Vio en sus ojos curiosidad reprimida y falso horror.
—Es espantoso —dijo.
—¿Recuerda usted algo en relación con el grupo de viajeros? —preguntó Joentaa.
La mujer reflexionó, y al cabo de un rato negó con la cabeza.
—Simples viajeros de buen humor. —Calló. Joentaa creyó ver cómo evocaba los rostros de esas gentes y especulaba de manera febril con cuál de ellos había dejado de estar vivo—. Me limité a darles las entradas —dijo—. Vesa los guio por las salas.
—¿Vesa?
—Creo que está en la cafetería —dijo ella, y señaló hacia la mayor de las casitas de madera, en la que se habían instalado un kiosco con postales y un café—. Vesa es nuestro chico para todo —dijo sonriendo la mujer—. Sobre todo, está increíblemente al tanto de la historia de las casas y de los oficios artesanales.
Joentaa asintió, dio las gracias y fue hacia la casa, en la que un día había estado con Sanna, tomando té y pastel de manzana. Había sido en invierno, nevaba en gruesos copos, y Sanna había dicho que no había que ir muy lejos para ver cosas bellas.
Tuvo que agacharse para no darse en la cabeza al entrar. Se preguntó por qué la gente de los siglos pasados era mucho más bajita, y se acordó de que había pensado eso mismo cuando estuvo allí con Sanna.
Oyó música, una melodía que le gustó enseguida.
La estancia se hallaba en sombras. Por la ventana entraban dos estrechos y vivos rayos de sol. Una camarera con delantal blanco le llevaba café a un anciano. El hombre leía el periódico. Alzó brevemente la vista al entrar Joentaa. La camarera le saludó y le preguntó dónde quería sentarse.
—Busco a Vesa —dijo Joentaa.
—Vesa está tocando —la mujer sonrió y señaló en la dirección de la que venía la música. Sólo entonces Joentaa vio el piano al borde del local, y a un joven con el pelo hasta los hombros que golpeaba las teclas con la cabeza baja y los ojos cerrados.
Iba enteramente vestido de negro.
Joentaa fue hacia él y sintió que la suave melodía le tranquilizaba.
—Toca usted muy bien —dijo.
El joven alzó la vista con parsimonia.
—Muchas gracias.
—Me llamo Kimmo Joentaa. Soy policía —mostró su identificación. El joven le miró, con expresión interrogativa. Joentaa tuvo la impresión de que aún no había vuelto a la realidad, de que venía lentamente hacia él desde otro mundo, y deseó saber tocar un instrumento. Deseó estar en condiciones de construir un mundo alternativo con la música.
—¿Qué melodía es ésa? —preguntó Joentaa. El joven le miró fijamente y pareció no comprender—. Me refiero a la que estaba tocando…
—Ah, cualquier cosa. Siempre toco cualquier cosa. La mayoría de las veces las melodías se parecen, porque no sé leer las partituras —sonrió—. Pulso aquellas teclas de las que sé que su sonido es bello.
Joentaa asintió.
—Lo hace usted muy bien.
El joven bajó la cabeza y siguió tocando, titubeante.

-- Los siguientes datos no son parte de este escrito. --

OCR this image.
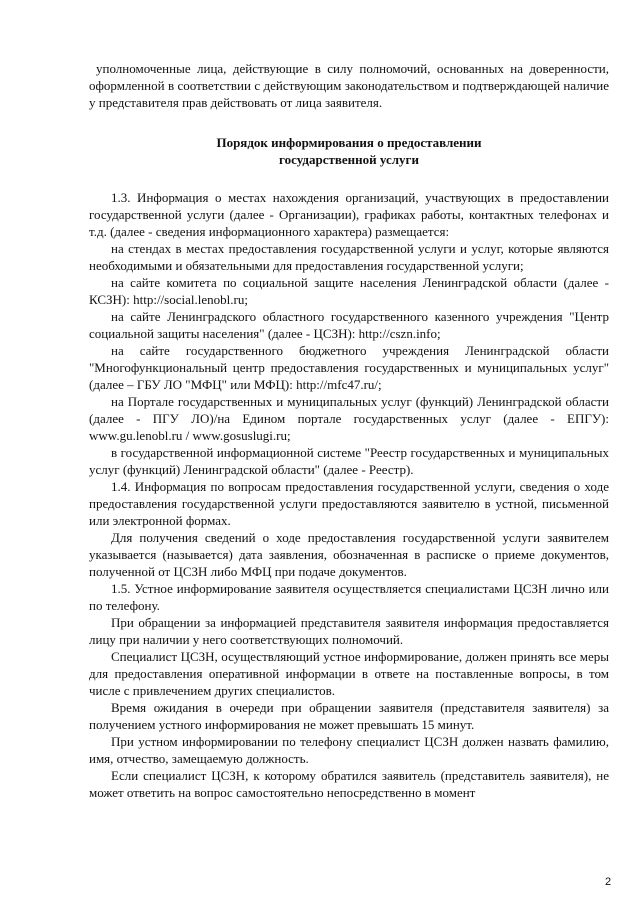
уполномоченные лица, действующие в силу полномочий, основанных на доверенности, оформленной в соответствии с действующим законодательством и подтверждающей наличие у представителя прав действовать от лица заявителя.

Порядок информирования о предоставлении
государственной услуги

1.3. Информация о местах нахождения организаций, участвующих в предоставлении государственной услуги (далее - Организации), графиках работы, контактных телефонах и т.д. (далее - сведения информационного характера) размещается:

на стендах в местах предоставления государственной услуги и услуг, которые являются необходимыми и обязательными для предоставления государственной услуги;

на сайте комитета по социальной защите населения Ленинградской области (далее - КСЗН): http://social.lenobl.ru;

на сайте Ленинградского областного государственного казенного учреждения "Центр социальной защиты населения" (далее - ЦСЗН): http://cszn.info;

на сайте государственного бюджетного учреждения Ленинградской области "Многофункциональный центр предоставления государственных и муниципальных услуг" (далее – ГБУ ЛО "МФЦ" или МФЦ): http://mfc47.ru/;

на Портале государственных и муниципальных услуг (функций) Ленинградской области (далее - ПГУ ЛО)/на Едином портале государственных услуг (далее - ЕПГУ): www.gu.lenobl.ru / www.gosuslugi.ru;

в государственной информационной системе "Реестр государственных и муниципальных услуг (функций) Ленинградской области" (далее - Реестр).

1.4. Информация по вопросам предоставления государственной услуги, сведения о ходе предоставления государственной услуги предоставляются заявителю в устной, письменной или электронной формах.

Для получения сведений о ходе предоставления государственной услуги заявителем указывается (называется) дата заявления, обозначенная в расписке о приеме документов, полученной от ЦСЗН либо МФЦ при подаче документов.

1.5. Устное информирование заявителя осуществляется специалистами ЦСЗН лично или по телефону.

При обращении за информацией представителя заявителя информация предоставляется лицу при наличии у него соответствующих полномочий.

Специалист ЦСЗН, осуществляющий устное информирование, должен принять все меры для предоставления оперативной информации в ответе на поставленные вопросы, в том числе с привлечением других специалистов.

Время ожидания в очереди при обращении заявителя (представителя заявителя) за получением устного информирования не может превышать 15 минут.

При устном информировании по телефону специалист ЦСЗН должен назвать фамилию, имя, отчество, замещаемую должность.

Если специалист ЦСЗН, к которому обратился заявитель (представитель заявителя), не может ответить на вопрос самостоятельно непосредственно в момент

2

Joentaa tuvo la sensación de que se alegraba con el elogio.
—¿Es usted Vesa?
—Sí. Vesa Lehmus.
—Usted guio ayer a un grupo de viajeros por las estancia de los artesanos.
—Varios, incluso. Cinco en total.
—Me refiero a un grupo de turistas suecos. Jóvenes, estudiantes. ¿Los recuerda?

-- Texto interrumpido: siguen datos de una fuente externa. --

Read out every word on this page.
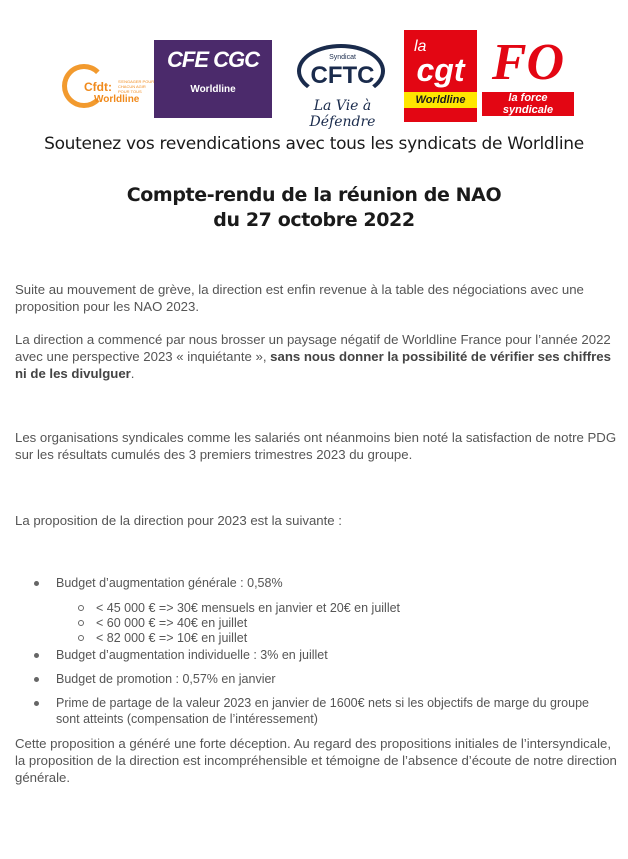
Cfdt: S'ENGAGER POUR CHACUN AGIR POUR TOUS
Worldline
CFE CGC
Worldline
Syndicat
CFTC
La Vie à Défendre
la
cgt
Worldline
FO
la force syndicale
Soutenez vos revendications avec tous les syndicats de Worldline
Compte-rendu de la réunion de NAO
du 27 octobre 2022

Suite au mouvement de grève, la direction est enfin revenue à la table des négociations avec une proposition pour les NAO 2023.

La direction a commencé par nous brosser un paysage négatif de Worldline France pour l’année 2022 avec une perspective 2023 « inquiétante », sans nous donner la possibilité de vérifier ses chiffres ni de les divulguer.

Les organisations syndicales comme les salariés ont néanmoins bien noté la satisfaction de notre PDG sur les résultats cumulés des 3 premiers trimestres 2023 du groupe.

La proposition de la direction pour 2023 est la suivante :

Budget d’augmentation générale : 0,58%
< 45 000 € => 30€ mensuels en janvier et 20€ en juillet
< 60 000 € => 40€ en juillet
< 82 000 € => 10€ en juillet
Budget d’augmentation individuelle : 3% en juillet
Budget de promotion : 0,57% en janvier
Prime de partage de la valeur 2023 en janvier de 1600€ nets si les objectifs de marge du groupe sont atteints (compensation de l’intéressement)

Cette proposition a généré une forte déception. Au regard des propositions initiales de l’intersyndicale, la proposition de la direction est incompréhensible et témoigne de l’absence d’écoute de notre direction générale.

—Sí. fue el primer grupo, por la mañana.
—¿Le llamó… la atención algo, algo inusual?
—¿A qué se refiere?
—Un miembro de ese grupo… ha sido asesinado —Joentaa se detuvo y esperó una reacción, pero no la hubo. Los ojos del hombre se mantuvieron vacíos, como si no entendiera.
—¿Cómo es posible? —preguntó.
—Esperaba que tal vez usted pudiera ayudarme… que hubiera observado algo… sé que es improbable…

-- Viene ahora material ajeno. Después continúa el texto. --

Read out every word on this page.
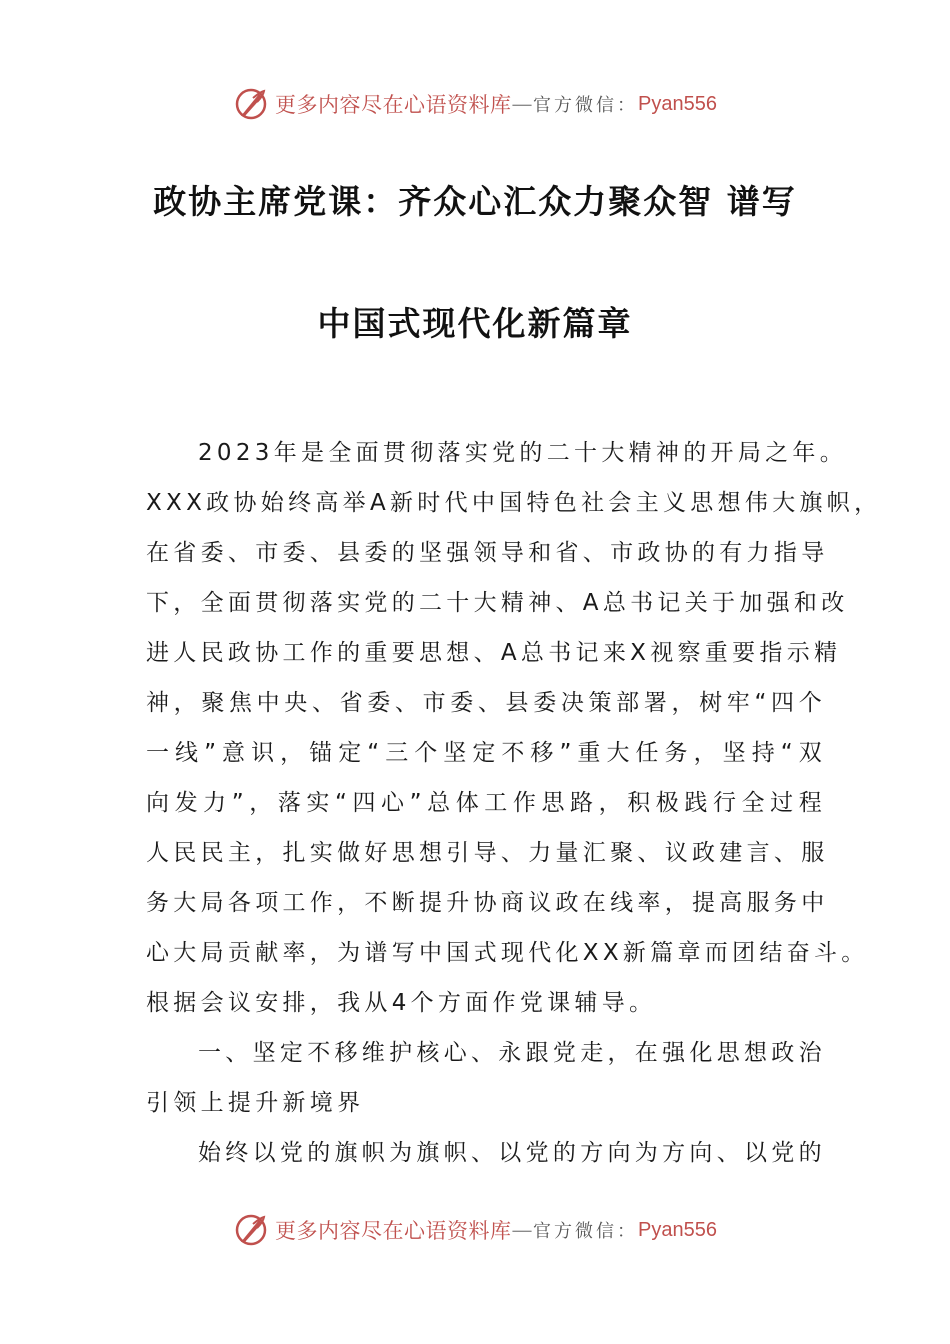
更多内容尽在心语资料库 — 官方微信： Pyan556
政协主席党课：齐众心汇众力聚众智 谱写
中国式现代化新篇章
2023年是全面贯彻落实党的二十大精神的开局之年。
XXX政协始终高举A新时代中国特色社会主义思想伟大旗帜，
在省委、市委、县委的坚强领导和省、市政协的有力指导
下，全面贯彻落实党的二十大精神、A总书记关于加强和改
进人民政协工作的重要思想、A总书记来X视察重要指示精
神，聚焦中央、省委、市委、县委决策部署，树牢“四个
一线”意识，锚定“三个坚定不移”重大任务，坚持“双
向发力”，落实“四心”总体工作思路，积极践行全过程
人民民主，扎实做好思想引导、力量汇聚、议政建言、服
务大局各项工作，不断提升协商议政在线率，提高服务中
心大局贡献率，为谱写中国式现代化XX新篇章而团结奋斗。
根据会议安排，我从4个方面作党课辅导。
一、坚定不移维护核心、永跟党走，在强化思想政治
引领上提升新境界
始终以党的旗帜为旗帜、以党的方向为方向、以党的
更多内容尽在心语资料库 — 官方微信： Pyan556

—¿Quién ha muerto? —preguntó—. Los recuerdo muy bien a todos.
—¿Nada le llamó la atención?
Negó con la cabeza.
—¿Quién ha muerto? —volvió a preguntar.
—Lo siento, pero no puedo darle información más precisa —dijo Joentaa.
El joven asintió lentamente y guardó silencio durante largo rato.
—Es muy triste que uno de ellos ya no viva. Todos parecían muy agradables —dijo al fin.
Joentaa asintió.
Todavía se quedó un rato de pie, mientras el joven volvía a tocar, dubitativo al principio, luego más decidido. Joentaa vio que cerraba los ojos y se perdía en la melodía.
Le envidió.
Cuando se despidió, Vesa Lehmus alzó un instante la cabeza y le sonrió.